Objective To establish a reasonable and stable rat model of uric acid nephropathy, and to provide a pathological model for screening and research on the treatment of uric acid nephropathy.
Methods Experimental rats were randomly divided into 3 modeling groups and normal group. The modeling group was given 750 mg/kg potassium oxonate combined with 150 mg/kg low-dose uric acid (group M-A), 750 mg/kg potassium oxonate combined with 300 mg/kg medium-dose uric acid (group M-B), and 750 mg/kg oxonate Potassium combined with 600 mg/kg high-dose uric acid (M-C group), the normal group (Control group) was given 0.3% sodium carboxymethyl cellulose (100 g/mL), and the serum uric acid, serum creatinine, blood urea nitrogen, Changes in triglyceride, cholesterol and other indicators as well as pathological changes in the kidneys.

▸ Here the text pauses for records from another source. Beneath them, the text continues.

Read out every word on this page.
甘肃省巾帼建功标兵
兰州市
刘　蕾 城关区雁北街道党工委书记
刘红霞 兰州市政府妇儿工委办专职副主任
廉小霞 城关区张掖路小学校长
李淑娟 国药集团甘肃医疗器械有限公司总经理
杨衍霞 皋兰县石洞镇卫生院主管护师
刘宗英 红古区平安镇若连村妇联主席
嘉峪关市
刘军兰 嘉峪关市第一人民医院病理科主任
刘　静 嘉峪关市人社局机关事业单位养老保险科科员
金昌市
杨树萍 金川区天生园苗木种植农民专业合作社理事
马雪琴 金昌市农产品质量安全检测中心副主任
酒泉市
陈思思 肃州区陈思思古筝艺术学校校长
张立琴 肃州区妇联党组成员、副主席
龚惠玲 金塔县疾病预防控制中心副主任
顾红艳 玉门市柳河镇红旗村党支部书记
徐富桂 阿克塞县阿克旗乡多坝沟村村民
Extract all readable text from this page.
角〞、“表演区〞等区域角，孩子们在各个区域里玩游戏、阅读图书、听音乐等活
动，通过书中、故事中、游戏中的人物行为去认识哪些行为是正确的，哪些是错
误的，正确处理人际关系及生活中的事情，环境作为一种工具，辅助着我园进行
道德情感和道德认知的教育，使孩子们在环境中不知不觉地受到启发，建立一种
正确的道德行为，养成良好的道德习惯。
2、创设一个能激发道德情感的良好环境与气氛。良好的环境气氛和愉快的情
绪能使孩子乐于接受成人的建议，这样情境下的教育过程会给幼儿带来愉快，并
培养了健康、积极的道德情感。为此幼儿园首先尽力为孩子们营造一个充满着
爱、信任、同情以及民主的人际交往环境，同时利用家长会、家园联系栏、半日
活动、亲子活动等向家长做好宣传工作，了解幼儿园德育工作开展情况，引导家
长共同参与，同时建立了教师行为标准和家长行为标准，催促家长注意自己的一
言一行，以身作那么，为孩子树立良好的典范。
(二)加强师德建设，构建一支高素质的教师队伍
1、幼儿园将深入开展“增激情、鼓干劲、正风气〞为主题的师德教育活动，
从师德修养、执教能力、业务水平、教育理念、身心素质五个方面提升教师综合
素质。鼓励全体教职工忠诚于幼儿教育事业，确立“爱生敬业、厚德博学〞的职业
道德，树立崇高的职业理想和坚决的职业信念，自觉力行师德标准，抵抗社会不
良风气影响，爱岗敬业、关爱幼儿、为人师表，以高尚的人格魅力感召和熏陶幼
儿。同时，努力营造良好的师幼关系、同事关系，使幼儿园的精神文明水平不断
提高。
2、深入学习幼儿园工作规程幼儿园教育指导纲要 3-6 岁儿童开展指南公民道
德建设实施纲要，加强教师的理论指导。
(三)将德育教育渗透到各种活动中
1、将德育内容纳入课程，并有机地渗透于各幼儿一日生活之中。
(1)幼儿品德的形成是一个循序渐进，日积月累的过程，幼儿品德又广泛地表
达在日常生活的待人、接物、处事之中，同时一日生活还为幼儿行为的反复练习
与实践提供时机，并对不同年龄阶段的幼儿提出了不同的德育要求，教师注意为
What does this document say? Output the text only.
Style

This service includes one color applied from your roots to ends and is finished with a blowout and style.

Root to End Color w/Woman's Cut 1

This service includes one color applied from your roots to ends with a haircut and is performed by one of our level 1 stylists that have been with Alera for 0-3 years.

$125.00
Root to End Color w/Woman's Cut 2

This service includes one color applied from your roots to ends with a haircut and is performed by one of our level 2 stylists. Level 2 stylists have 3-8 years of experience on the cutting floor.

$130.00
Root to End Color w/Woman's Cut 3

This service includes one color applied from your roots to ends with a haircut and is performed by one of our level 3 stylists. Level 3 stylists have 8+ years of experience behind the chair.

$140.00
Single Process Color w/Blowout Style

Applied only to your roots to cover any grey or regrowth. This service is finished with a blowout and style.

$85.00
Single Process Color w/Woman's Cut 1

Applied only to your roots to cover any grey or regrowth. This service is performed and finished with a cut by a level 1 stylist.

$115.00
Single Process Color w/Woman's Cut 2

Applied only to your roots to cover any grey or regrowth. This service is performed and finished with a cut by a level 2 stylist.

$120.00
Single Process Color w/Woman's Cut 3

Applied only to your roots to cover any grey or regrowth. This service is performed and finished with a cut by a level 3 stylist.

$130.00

Results Compared with the normal group, the serum uric acid in the three model groups was significantly higher than that in the normal group (P<0.01, P<0.05, P<0.05); the serum creatinine in the M-B group and the M-C group was significantly increased (P<0.05, P<0.05). 0.01); triglyceride in M-B group was significantly lower than that in normal group (P<0.05); renal pathological score in M-B group and M-C group was significantly higher than that in normal group (P<0.01); Masson staining morphological showed that 3 Compared with the normal group, the kidney injury in each model group was more obvious (P<0.05, P<0.01, P<0.01). The results of immunohistochemical inflammatory CD68 showed that compared with the normal group, the expression levels of the three model groups increased (P<0.05, P<0.01, P<0.01); compared with the normal group, the expression levels of E-Cadherin in the M-B and M-C groups Compared with the normal group, the expression of α-SMA was increased in the three model groups (P<0.05, P<0.01, P<0.01).
Conclusions Potassium oxonate (750mg/kg) combined with medium-dose uric acid (300mg/kg) can be used as an ideal method to construct a rat model of uric acid nephropathy.